Until now, the only defensive mechanism marketed to combat the menace has been the ubiquitous Deer Whistle, which relies not on science, but superstition and wishful thinking for its effectiveness, which has never actually been documented any more than Yeti Repellent (don’t see any yetis, do ya?).

That could all be changing in the near future, however, as infrared camera technology continues to evolve apace. At the forefront of the campaign is AutoLiv Night Vision, and it’s not a matter of improving the actual camera that’s at issue, but rather how the captured images are analyzed and interpreted by the device’s electronic control unit and presented to the vehicle operator. The company already has systems offered on certain high-end automobiles—BMW, Mercedes, Audi and Rolls Royce—that have the ability to recognize the presence of pedestrians at a distance four times greater than the range of the vehicle’s headlight beams. That development came in 2008, and now the company has gone the next step and engineered a system that identifies four-legged critters as well—deer in particular, since that species accounts for 80 percent of all wildlife encounters.

The research that’s gone into creating the detector is nothing short of exhausting—even mind-boggling. The AutoLiv technicians spent six years gathering information from road trips, safaris and even deer parks, amassing in the process the foundational data for constructing sophisticated algorithms that identify not just the creature, but what it’s likely to do, and how that behavior is likely to intersect with that of your vehicle, factoring in your own speed, steering angle and yaw to make that assessment. If the system determines that trouble’s brewing it gives the operator both a visual and audible warning. The beauty of that feature is that you’re not obliged to stare at an infrared screen continuously when you should be staring somewhere else, which is the case with less refined infrared viewers.

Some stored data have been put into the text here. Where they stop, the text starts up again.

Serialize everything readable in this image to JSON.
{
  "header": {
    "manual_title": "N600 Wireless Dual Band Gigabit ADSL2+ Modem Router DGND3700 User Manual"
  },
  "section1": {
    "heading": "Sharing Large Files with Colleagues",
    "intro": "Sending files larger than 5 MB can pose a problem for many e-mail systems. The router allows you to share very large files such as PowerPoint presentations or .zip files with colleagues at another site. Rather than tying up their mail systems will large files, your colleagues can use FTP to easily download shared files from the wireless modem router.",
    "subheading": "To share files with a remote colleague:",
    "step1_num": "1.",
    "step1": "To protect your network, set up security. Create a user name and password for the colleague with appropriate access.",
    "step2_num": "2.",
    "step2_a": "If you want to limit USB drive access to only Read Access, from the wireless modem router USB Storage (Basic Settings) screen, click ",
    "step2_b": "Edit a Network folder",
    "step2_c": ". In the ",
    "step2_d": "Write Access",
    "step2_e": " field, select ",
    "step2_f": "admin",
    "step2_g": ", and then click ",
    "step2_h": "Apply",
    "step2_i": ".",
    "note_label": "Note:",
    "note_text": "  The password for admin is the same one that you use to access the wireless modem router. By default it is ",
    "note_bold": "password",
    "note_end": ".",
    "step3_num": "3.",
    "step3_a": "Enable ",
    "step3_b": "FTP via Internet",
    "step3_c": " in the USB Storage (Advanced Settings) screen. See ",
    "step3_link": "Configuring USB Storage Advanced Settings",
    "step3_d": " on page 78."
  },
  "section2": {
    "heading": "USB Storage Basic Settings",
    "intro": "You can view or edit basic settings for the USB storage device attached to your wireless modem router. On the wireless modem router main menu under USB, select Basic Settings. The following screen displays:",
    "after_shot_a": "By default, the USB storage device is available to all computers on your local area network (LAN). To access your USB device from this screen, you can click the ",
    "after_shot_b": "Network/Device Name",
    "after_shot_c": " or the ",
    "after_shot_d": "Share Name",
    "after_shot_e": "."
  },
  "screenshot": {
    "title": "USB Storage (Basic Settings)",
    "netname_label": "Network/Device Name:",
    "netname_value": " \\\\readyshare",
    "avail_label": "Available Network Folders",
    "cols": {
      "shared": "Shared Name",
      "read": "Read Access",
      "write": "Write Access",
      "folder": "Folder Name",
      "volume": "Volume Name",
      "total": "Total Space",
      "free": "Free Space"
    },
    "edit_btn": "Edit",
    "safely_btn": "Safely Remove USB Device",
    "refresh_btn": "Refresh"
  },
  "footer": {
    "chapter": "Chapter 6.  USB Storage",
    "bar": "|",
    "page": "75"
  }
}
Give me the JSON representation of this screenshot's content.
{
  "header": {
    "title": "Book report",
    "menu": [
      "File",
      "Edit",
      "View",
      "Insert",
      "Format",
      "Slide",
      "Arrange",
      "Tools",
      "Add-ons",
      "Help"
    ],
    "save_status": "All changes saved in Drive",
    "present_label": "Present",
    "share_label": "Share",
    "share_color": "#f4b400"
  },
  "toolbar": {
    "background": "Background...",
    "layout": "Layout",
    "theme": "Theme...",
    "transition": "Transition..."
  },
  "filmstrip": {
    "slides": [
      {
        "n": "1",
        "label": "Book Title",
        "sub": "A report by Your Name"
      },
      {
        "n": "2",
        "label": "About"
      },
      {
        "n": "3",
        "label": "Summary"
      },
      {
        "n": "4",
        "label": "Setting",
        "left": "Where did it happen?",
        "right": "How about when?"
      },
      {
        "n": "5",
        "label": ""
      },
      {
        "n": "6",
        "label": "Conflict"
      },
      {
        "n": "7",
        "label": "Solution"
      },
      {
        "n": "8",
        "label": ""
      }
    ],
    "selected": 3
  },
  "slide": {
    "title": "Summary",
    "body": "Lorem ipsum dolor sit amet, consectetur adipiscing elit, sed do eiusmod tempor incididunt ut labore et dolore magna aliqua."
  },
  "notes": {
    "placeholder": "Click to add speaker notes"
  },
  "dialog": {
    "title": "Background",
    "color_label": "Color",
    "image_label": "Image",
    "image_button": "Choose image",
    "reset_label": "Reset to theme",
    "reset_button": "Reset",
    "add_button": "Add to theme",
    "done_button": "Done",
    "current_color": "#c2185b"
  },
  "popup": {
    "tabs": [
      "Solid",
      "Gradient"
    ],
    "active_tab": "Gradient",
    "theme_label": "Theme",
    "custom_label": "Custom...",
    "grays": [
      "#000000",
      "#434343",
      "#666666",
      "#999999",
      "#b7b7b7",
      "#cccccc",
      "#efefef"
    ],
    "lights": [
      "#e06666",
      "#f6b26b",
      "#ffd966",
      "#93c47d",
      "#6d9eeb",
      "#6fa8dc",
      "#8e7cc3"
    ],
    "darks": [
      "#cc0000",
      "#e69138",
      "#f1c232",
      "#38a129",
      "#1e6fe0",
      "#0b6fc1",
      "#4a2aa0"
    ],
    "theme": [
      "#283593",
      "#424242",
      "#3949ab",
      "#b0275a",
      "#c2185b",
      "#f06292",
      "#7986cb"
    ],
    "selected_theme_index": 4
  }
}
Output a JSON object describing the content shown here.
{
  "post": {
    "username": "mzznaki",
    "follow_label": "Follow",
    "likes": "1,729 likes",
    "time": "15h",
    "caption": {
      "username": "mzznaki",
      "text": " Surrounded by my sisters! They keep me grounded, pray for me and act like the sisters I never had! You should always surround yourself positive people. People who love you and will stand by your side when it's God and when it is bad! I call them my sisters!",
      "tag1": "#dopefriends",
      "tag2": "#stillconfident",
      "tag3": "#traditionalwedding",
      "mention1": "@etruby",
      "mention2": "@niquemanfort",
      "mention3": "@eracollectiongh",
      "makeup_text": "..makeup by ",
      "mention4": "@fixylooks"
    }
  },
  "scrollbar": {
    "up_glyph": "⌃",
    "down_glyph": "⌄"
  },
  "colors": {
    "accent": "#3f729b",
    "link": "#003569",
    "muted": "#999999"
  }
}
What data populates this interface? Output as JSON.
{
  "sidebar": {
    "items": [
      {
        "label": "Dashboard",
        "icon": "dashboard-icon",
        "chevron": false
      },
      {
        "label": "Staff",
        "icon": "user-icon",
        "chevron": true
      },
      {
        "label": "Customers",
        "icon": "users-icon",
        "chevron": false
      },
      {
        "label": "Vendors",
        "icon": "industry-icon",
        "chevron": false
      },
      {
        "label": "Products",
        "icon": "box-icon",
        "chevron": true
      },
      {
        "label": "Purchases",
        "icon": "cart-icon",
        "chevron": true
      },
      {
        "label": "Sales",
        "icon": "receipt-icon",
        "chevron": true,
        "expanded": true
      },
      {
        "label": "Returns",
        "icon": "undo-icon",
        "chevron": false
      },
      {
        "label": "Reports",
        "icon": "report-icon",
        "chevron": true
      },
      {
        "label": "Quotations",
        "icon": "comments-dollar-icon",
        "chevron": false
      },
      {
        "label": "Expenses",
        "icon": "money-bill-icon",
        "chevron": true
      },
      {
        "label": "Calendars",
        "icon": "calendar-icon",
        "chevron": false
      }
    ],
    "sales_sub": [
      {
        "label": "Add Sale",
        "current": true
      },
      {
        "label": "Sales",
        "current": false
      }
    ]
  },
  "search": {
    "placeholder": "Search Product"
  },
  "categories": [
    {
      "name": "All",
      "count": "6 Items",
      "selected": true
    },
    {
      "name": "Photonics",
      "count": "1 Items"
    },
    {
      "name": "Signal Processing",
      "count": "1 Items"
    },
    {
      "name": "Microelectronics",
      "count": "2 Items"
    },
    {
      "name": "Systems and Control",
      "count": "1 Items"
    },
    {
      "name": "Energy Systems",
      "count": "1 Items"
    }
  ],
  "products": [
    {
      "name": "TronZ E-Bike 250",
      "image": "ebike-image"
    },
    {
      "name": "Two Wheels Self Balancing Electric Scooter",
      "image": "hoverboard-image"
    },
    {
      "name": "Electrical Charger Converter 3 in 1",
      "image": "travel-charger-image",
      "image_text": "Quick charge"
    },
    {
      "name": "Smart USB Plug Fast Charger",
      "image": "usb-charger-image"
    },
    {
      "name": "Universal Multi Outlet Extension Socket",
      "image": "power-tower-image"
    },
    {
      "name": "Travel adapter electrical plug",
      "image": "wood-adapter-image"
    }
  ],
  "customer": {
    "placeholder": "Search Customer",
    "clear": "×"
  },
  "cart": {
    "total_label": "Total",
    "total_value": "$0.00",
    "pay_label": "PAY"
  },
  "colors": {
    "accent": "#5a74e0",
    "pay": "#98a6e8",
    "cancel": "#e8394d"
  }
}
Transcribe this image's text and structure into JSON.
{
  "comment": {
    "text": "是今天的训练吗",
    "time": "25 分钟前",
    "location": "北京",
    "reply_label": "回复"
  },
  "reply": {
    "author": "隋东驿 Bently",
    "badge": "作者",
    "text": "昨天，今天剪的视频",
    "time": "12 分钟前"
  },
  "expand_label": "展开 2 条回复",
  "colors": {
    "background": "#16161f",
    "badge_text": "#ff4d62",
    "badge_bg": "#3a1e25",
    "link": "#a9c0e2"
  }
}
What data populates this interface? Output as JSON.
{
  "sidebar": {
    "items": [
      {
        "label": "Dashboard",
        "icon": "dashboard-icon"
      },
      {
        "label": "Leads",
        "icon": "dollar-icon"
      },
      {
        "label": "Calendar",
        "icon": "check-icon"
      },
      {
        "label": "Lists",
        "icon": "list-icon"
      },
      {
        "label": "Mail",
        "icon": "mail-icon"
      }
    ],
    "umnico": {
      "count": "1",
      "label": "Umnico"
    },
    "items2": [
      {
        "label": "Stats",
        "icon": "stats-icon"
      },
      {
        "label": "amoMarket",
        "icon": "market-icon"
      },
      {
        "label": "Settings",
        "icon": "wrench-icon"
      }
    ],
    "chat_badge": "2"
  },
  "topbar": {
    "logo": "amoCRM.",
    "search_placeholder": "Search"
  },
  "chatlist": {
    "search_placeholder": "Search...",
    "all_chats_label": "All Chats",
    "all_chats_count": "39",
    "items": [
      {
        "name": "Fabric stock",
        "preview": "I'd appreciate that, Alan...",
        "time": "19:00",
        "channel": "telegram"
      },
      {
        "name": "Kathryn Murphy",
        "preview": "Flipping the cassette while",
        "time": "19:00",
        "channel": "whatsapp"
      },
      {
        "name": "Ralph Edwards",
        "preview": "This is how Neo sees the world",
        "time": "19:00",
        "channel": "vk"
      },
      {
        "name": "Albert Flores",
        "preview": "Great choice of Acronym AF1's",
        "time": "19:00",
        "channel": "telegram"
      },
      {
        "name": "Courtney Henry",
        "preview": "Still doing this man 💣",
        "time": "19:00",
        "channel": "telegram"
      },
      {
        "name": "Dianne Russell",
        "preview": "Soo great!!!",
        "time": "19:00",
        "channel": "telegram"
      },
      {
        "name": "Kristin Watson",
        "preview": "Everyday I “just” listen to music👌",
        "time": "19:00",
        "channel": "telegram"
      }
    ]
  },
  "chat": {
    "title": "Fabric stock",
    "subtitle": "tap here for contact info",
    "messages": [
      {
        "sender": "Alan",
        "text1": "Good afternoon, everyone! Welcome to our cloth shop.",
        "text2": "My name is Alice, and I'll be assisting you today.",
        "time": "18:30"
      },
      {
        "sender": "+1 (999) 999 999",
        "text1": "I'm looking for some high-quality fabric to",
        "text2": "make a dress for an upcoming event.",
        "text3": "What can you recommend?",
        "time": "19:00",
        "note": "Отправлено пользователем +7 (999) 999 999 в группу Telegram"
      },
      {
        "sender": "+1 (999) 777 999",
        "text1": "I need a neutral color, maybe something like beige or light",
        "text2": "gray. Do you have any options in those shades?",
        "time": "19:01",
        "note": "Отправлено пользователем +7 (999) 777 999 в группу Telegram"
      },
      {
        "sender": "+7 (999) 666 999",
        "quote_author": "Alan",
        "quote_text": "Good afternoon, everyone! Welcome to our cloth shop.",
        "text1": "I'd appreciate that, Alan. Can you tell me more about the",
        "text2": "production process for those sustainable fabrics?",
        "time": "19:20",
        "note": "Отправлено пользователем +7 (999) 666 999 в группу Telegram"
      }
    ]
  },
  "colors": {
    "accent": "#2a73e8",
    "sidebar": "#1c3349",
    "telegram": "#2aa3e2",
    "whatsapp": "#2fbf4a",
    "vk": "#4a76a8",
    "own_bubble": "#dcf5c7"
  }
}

While currently only being offered on the 2014 Mercedes S-Class, the animal detector will be offered in a number of other applications going forward. From what I gathered in speaking to the company’s media rep, a motorcycle prototype is very likely in the offing as well (though we have yet to confirm that tidbit definitively). And why not? The actual IR camera is small enough to fit in your hand (and mount behind just one of the four rings on an Audi’s grille badge) and can interface with an existing navigation system screen, a dedicated separate screen or even appear as a heads-up ghost image on your windshield.

While I’m usually skeptical about more and more whiz-bang electronics coming into touring bike cockpits because most of them like Bluetooth phones, cartoon GPS maps and multi-function sound systems are distractions, this one I like a lot. Unlike all of those others, this one could actually save your—and the deer’s—hide.

Check out what AutoLiv’s up to at www.doyouhavenightvision.com/night-vision-animal-detection/.

It’s all right here in the diaries…

 

1 COMMENT

  1. “Might”? be a help. I live in deer country, northwest Pa. I hit one two years ago with my truck. Center punched it at 50 mph. Never saw the deer (5am). Never would have seen it as it was at a dead run from a corn field. Missed one (on the Harley) in broad daylight a decade ago as it jumped in from of me from a 10 ft high embankment to my right. Dumb luck that she just stood still.